2024.11.28

【再生活用】茶畑の耕作放棄地で新たな農産物づくりの取り組み…“特産品”育成へ期待も(静岡・牧之原市)

ニュース 静岡・牧之原市では、茶畑の作付け面積が5年間で2~3割ほども減少し、”耕作放棄地”が増加しています。しかし、今、この耕作放棄地を活用した新たな農産物が誕生しています。新たな特産品になるかもしれない新ブランドの魅力に迫ります。

静岡県内有数のお茶の生産地・牧之原市が、今、危機に直面しています。

(農家)
「もうここ数年でかなり厳しくて、茶価の低迷でお茶の生産から退く方が増えていまして、後継者も減っていますので」

牧之原市では、お茶の収穫ができる茶畑の作付け面積が5年間で2~3割ほども減少しています。そのため、今、牧之原では、お茶の栽培がされなくなった茶畑、つまり、”耕作放棄地”が増加しているのです。手入れされていないため荒れ放題。

しかし、今、この耕作放棄地を活用して新たな特産物を誕生させる動きが活発化しています。every.lifeは、お茶の耕作放棄地からレモンやハチミツが生まれる?牧之原市で始まった注目の取り組みに迫ります。

やってきたのは牧之原市にある農園。

(高山 基彦 キャスター)
「これは何を栽培されているんですか?」

(河原崎 宏年さん)
「レモンを栽培しています」「もともと茶園でしたけど、7年ほど前にレモンに植え替えて栽培しています」

河原崎さんは、40年前から、お茶の生産を行ってきましたが、その茶畑の一部をレモン畑に変えたのです。そのワケとは…。

(レモン農家 河原崎 宏年さん)
「10年、15年前からお茶の価格の低迷で何か複合栽培できないかなということで」

お茶だけでは経営が厳しくなったため、安定した収入を得られるように、日当たりのよい茶畑の立地を生かしたレモン栽培を始めたのです。

(レモン農家 河原崎 宏年さん)
「こんな感じで」

(高山 基彦 キャスター)
「色味はグリーンなんですね」

(レモン農家 河原崎 宏年さん)
「12月初旬ごろまではグリーン、次第に寒くなってくると色づいて黄色くなってくる」

こちらでは、完熟する前の「グリーンレモン」の状態で収穫して出荷するそうですが、その特徴はというと…。

(高山 基彦 キャスター)
「すごくいい香りこの華やかというか、フレッシュさすっごくリラックスします」

牧之原周辺では、河原崎さんのほかにもレモン栽培を始める人が増えていて、「サーフィンのまち牧之原」にちなみ、「波乗りレモン」という新ブランドを2年前に立ち上げ、爽やかな酸味が楽しめる国産レモンということで、すでに大人気だといいます。

この「波乗りレモン」を使ったスイーツも、地元のカフェとコラボして誕生しています。
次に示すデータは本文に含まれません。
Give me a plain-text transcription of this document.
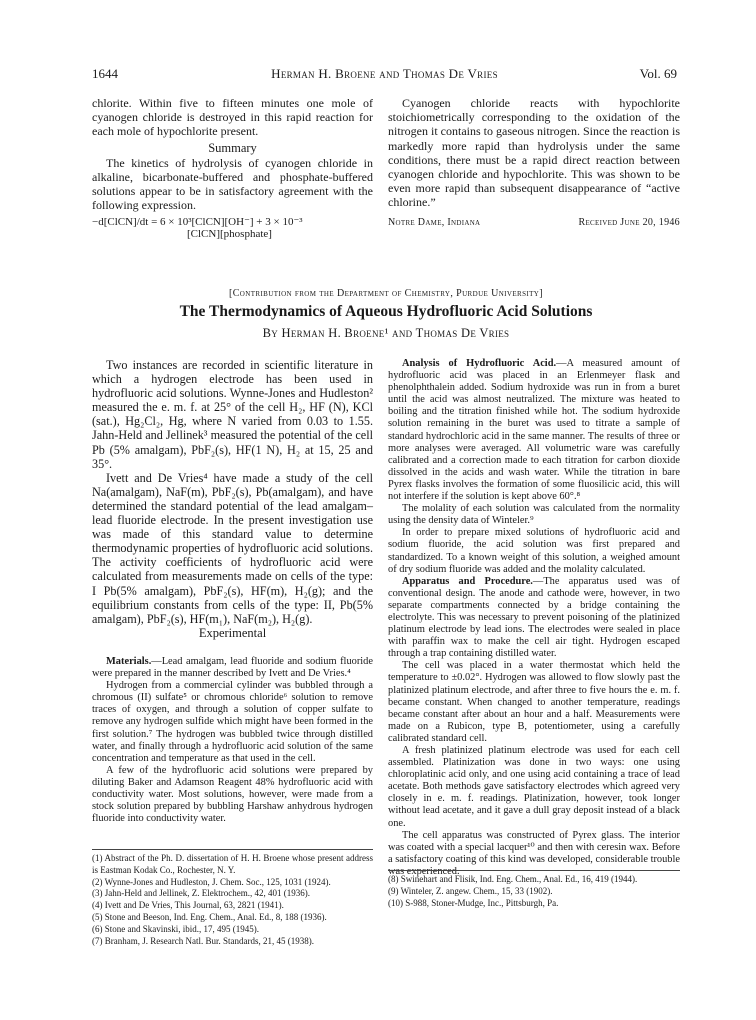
1644	Herman H. Broene and Thomas De Vries	Vol. 69

chlorite. Within five to fifteen minutes one mole of cyanogen chloride is destroyed in this rapid reaction for each mole of hypochlorite present.

Summary

The kinetics of hydrolysis of cyanogen chloride in alkaline, bicarbonate-buffered and phosphate-buffered solutions appear to be in satisfactory agreement with the following expression.

−d[ClCN]/dt = 6 × 10³[ClCN][OH⁻] + 3 × 10⁻³
[ClCN][phosphate]

Cyanogen chloride reacts with hypochlorite stoichiometrically corresponding to the oxidation of the nitrogen it contains to gaseous nitrogen. Since the reaction is markedly more rapid than hydrolysis under the same conditions, there must be a rapid direct reaction between cyanogen chloride and hypochlorite. This was shown to be even more rapid than subsequent disappearance of “active chlorine.”

Notre Dame, Indiana	Received June 20, 1946
[Contribution from the Department of Chemistry, Purdue University]
The Thermodynamics of Aqueous Hydrofluoric Acid Solutions
By Herman H. Broene¹ and Thomas De Vries

Two instances are recorded in scientific literature in which a hydrogen electrode has been used in hydrofluoric acid solutions. Wynne-Jones and Hudleston² measured the e. m. f. at 25° of the cell H₂, HF (N), KCl (sat.), Hg₂Cl₂, Hg, where N varied from 0.03 to 1.55. Jahn-Held and Jellinek³ measured the potential of the cell Pb (5% amalgam), PbF₂(s), HF(1 N), H₂ at 15, 25 and 35°.

Ivett and De Vries⁴ have made a study of the cell Na(amalgam), NaF(m), PbF₂(s), Pb(amalgam), and have determined the standard potential of the lead amalgam–lead fluoride electrode. In the present investigation use was made of this standard value to determine thermodynamic properties of hydrofluoric acid solutions. The activity coefficients of hydrofluoric acid were calculated from measurements made on cells of the type: I Pb(5% amalgam), PbF₂(s), HF(m), H₂(g); and the equilibrium constants from cells of the type: II, Pb(5% amalgam), PbF₂(s), HF(m₁), NaF(m₂), H₂(g).

Experimental

Materials.—Lead amalgam, lead fluoride and sodium fluoride were prepared in the manner described by Ivett and De Vries.⁴

Hydrogen from a commercial cylinder was bubbled through a chromous (II) sulfate⁵ or chromous chloride⁶ solution to remove traces of oxygen, and through a solution of copper sulfate to remove any hydrogen sulfide which might have been formed in the first solution.⁷ The hydrogen was bubbled twice through distilled water, and finally through a hydrofluoric acid solution of the same concentration and temperature as that used in the cell.

A few of the hydrofluoric acid solutions were prepared by diluting Baker and Adamson Reagent 48% hydrofluoric acid with conductivity water. Most solutions, however, were made from a stock solution prepared by bubbling Harshaw anhydrous hydrogen fluoride into conductivity water.

(1) Abstract of the Ph. D. dissertation of H. H. Broene whose present address is Eastman Kodak Co., Rochester, N. Y.
(2) Wynne-Jones and Hudleston, J. Chem. Soc., 125, 1031 (1924).
(3) Jahn-Held and Jellinek, Z. Elektrochem., 42, 401 (1936).
(4) Ivett and De Vries, This Journal, 63, 2821 (1941).
(5) Stone and Beeson, Ind. Eng. Chem., Anal. Ed., 8, 188 (1936).
(6) Stone and Skavinski, ibid., 17, 495 (1945).
(7) Branham, J. Research Natl. Bur. Standards, 21, 45 (1938).

Analysis of Hydrofluoric Acid.—A measured amount of hydrofluoric acid was placed in an Erlenmeyer flask and phenolphthalein added. Sodium hydroxide was run in from a buret until the acid was almost neutralized. The mixture was heated to boiling and the titration finished while hot. The sodium hydroxide solution remaining in the buret was used to titrate a sample of standard hydrochloric acid in the same manner. The results of three or more analyses were averaged. All volumetric ware was carefully calibrated and a correction made to each titration for carbon dioxide dissolved in the acids and wash water. While the titration in bare Pyrex flasks involves the formation of some fluosilicic acid, this will not interfere if the solution is kept above 60°.⁸

The molality of each solution was calculated from the normality using the density data of Winteler.⁹

In order to prepare mixed solutions of hydrofluoric acid and sodium fluoride, the acid solution was first prepared and standardized. To a known weight of this solution, a weighed amount of dry sodium fluoride was added and the molality calculated.

Apparatus and Procedure.—The apparatus used was of conventional design. The anode and cathode were, however, in two separate compartments connected by a bridge containing the electrolyte. This was necessary to prevent poisoning of the platinized platinum electrode by lead ions. The electrodes were sealed in place with paraffin wax to make the cell air tight. Hydrogen escaped through a trap containing distilled water.

The cell was placed in a water thermostat which held the temperature to ±0.02°. Hydrogen was allowed to flow slowly past the platinized platinum electrode, and after three to five hours the e. m. f. became constant. When changed to another temperature, readings became constant after about an hour and a half. Measurements were made on a Rubicon, type B, potentiometer, using a carefully calibrated standard cell.

A fresh platinized platinum electrode was used for each cell assembled. Platinization was done in two ways: one using chloroplatinic acid only, and one using acid containing a trace of lead acetate. Both methods gave satisfactory electrodes which agreed very closely in e. m. f. readings. Platinization, however, took longer without lead acetate, and it gave a dull gray deposit instead of a black one.

The cell apparatus was constructed of Pyrex glass. The interior was coated with a special lacquer¹⁰ and then with ceresin wax. Before a satisfactory coating of this kind was developed, considerable trouble was experienced.

(8) Swinehart and Flisik, Ind. Eng. Chem., Anal. Ed., 16, 419 (1944).
(9) Winteler, Z. angew. Chem., 15, 33 (1902).
(10) S-988, Stoner-Mudge, Inc., Pittsburgh, Pa.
築100年以上の古民家を改装した「とこ十和」。ここでいただけるのが「波乗りレモン」の果汁と皮が入ったバターケーキ。バターのコクとレモンの酸味が楽しめる一品です。さらに、12月から新メニューが登場。

(とこ十和 山本 功子 店主)
「レモンバーです」「下がクッキー生地で、上がレモンのカスタード生地で焼き上げております」

(高山 基彦 キャスター)
「いただきます。レモンの酸味のインパクトがすごい。レモンの皮も刻まれているんですよね」

「波乗りレモン」の酸味と香りを十分に楽しめるよう、たっぷりの果汁と細かく刻まれた皮が使われています。レモンの爽やかさとカスタードの甘さで、何本でも食べたくなる魅惑のスイーツです。

お茶の耕作放棄地を活用した新たな特産品は他にも…。やってきのは牧之原市にある河村養蜂場。

(高山 基彦 キャスター)
「養蜂場にやってきました。お茶と養蜂場、どんなつながりがあるのでしょうか、聞いてみます」

こちらの看板商品は、6月から8月に採れる蜂蜜を、月ごとにそれぞれ瓶詰にした“Honeyboy”シリーズ。蜂蜜を通して、牧之原に咲く花々の変化を楽しめます。一般的に蜜蜂は、春から夏にかけて活発に蜜を集めますが、河村養蜂場では、冬に近づく11月にも、せっせと蜜を集める蜂の姿が。

(河村養蜂場 河村 充 代表)
「今の時期は牧之原らしいお茶の花の蜂蜜」

(高山 基彦 キャスター)
「お茶の花の蜂蜜?初めて聞きました」

(河村養蜂場 河村 充 代表)
「牧之原市は最近、耕作放棄茶園が増えて、花がたくさん咲いている状態になっていまして」

本来、茶畑はお茶の生育のため花を摘んでしまいますが、手入れされていない茶畑ではこんなにも花が咲いているのです。このお茶を活用しようと、花が咲く10月から11月にかけて蜜蜂を使い、蜜の採集を始めたのです。

(高山 基彦 キャスター)
「お茶と蜂蜜、今のでつながりました。お茶の花の蜂蜜って聞いたことがないんですけど、全国的にはどうなんですか?」

(河村養蜂場 河村 充 代表)
「非常に珍しいと思います」

この、とても貴重なお茶の花の蜂蜜。その味とは? 

(高山 基彦 キャスター)
「おいしい、濃厚な甘さとちょっと後味、渋みですか、お茶感ありますよね、これがお茶ならではの渋みですか、後味にお茶っぽさがあるというか」

手入れもされなくなった耕作放棄地のお茶の木から、まさかの新たな特産品が生まれていました。

そして、この蜂蜜にほれ込み、カクテルに使っているバーも。それが、日本茶など和素材にこだわったカクテルが人気の「クロッホモア」。

(クロッホ モア 大石 和宏 店主)
「お茶の蜂蜜は初めて出会った、まだ、いろいろ未知な部分はあるんですけど、使って面白いなと」

そして、誕生したメニューがこれ。蜂蜜とジンを合わせた爽やかなカクテルと、蜂蜜とお茶の「つゆひかり」を合わせたノンアルコールのモクテル。お茶の蜂蜜を使うことで、自然な甘みの中に爽やかな香りがふわ~っと広がる一杯になったということです。

お茶の耕作放棄地から生まれた「波乗りレモン」に、お茶の花の蜂蜜。牧之原の新たな特産品として、さらなる広がりが期待されます。